MHBst- or LHBs-encoding sequences are found in many integrates subcloned from HBV-associated HCCs (Schlüter et al., 1994; Zhong et al., 1999). To evaluate the putative relevance of PreS2 activator function for the process of HBV-associated HCC development, a detailed in vitro and in vivo analysis of PreS2 activator function is of major biological significance.

Based on the in vitro and in vivo experiments, we propose that in the first step PreS2 interferes with PKC, resulting in activation of PKC and phosphorylation of PreS2.

The PreS2-dependent activation of PKC requires the structural integrity of the phosphorylation site.
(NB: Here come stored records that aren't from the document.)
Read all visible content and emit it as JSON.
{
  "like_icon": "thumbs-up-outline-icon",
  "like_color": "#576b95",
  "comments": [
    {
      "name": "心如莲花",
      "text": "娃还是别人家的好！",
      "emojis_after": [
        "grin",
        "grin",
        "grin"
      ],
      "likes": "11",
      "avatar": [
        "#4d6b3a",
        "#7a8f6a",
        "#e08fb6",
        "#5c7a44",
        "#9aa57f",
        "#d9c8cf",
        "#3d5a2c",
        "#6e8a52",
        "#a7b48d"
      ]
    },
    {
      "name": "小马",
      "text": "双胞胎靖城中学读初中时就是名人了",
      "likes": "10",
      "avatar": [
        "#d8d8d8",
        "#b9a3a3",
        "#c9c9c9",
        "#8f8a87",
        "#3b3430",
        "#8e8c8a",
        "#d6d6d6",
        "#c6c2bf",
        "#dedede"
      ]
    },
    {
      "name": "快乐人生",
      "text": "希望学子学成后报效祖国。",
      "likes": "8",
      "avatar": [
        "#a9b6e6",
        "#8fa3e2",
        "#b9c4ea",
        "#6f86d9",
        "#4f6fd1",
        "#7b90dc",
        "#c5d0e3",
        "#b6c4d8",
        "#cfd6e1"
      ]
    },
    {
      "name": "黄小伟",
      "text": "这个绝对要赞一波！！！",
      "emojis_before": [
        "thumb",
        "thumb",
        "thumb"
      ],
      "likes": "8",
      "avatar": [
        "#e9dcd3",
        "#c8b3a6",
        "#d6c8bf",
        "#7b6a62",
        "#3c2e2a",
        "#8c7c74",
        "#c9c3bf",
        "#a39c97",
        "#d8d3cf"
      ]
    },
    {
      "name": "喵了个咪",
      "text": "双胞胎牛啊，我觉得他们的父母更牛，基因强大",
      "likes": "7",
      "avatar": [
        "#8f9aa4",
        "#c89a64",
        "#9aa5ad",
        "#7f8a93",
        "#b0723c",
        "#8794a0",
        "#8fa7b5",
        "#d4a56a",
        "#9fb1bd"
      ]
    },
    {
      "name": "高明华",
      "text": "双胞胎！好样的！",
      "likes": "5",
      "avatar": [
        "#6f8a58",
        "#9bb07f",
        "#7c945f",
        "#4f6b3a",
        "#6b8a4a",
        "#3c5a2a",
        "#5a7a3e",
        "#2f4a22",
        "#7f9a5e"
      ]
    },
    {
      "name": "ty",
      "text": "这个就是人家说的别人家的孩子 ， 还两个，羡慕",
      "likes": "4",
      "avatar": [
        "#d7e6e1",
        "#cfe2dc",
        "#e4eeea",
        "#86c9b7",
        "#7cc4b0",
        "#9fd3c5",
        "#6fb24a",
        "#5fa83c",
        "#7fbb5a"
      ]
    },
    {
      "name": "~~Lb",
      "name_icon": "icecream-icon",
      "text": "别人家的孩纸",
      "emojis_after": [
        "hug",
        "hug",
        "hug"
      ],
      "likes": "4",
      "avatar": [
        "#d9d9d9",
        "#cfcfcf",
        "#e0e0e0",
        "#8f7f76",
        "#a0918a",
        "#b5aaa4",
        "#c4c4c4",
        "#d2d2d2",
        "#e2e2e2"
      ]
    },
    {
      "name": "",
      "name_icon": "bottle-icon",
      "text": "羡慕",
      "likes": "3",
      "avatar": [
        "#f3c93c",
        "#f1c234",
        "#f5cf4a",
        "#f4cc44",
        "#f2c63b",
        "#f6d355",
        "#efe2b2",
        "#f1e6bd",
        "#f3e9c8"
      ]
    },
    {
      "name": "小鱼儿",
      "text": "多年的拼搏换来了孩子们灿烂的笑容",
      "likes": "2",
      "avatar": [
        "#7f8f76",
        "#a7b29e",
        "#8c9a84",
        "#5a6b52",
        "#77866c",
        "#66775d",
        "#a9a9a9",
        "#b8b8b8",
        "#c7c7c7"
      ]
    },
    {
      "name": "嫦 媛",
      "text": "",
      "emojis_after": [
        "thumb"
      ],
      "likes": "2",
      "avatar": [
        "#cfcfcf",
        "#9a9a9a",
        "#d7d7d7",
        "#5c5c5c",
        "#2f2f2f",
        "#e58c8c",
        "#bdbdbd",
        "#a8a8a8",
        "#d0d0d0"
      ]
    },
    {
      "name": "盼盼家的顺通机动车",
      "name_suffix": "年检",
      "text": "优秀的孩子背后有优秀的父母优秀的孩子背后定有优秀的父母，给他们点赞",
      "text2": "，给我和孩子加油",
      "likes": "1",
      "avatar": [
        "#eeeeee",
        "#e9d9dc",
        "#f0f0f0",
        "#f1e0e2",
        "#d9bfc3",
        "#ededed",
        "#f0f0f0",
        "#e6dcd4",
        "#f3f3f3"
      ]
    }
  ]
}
Conversion of the essential serine residues 27, 28, 29 to alanine abolishes the activator function, as does mutation of Ser28 to aspartate, mimicking phosphoserine. From this, it can be concluded that the conversion from the unphosphorylated to the phosphorylated form is not essential for the activator function. However, the proper interaction of the PreS2 domain with PKC is crucial to trigger activation of PKC. Co-expression of RasN17 does not affect the PreS2-dependent activation of c-Raf-1. This is in accordance with the described model of PKC-dependent activation of c-Raf-1 (Marais et al., 1998).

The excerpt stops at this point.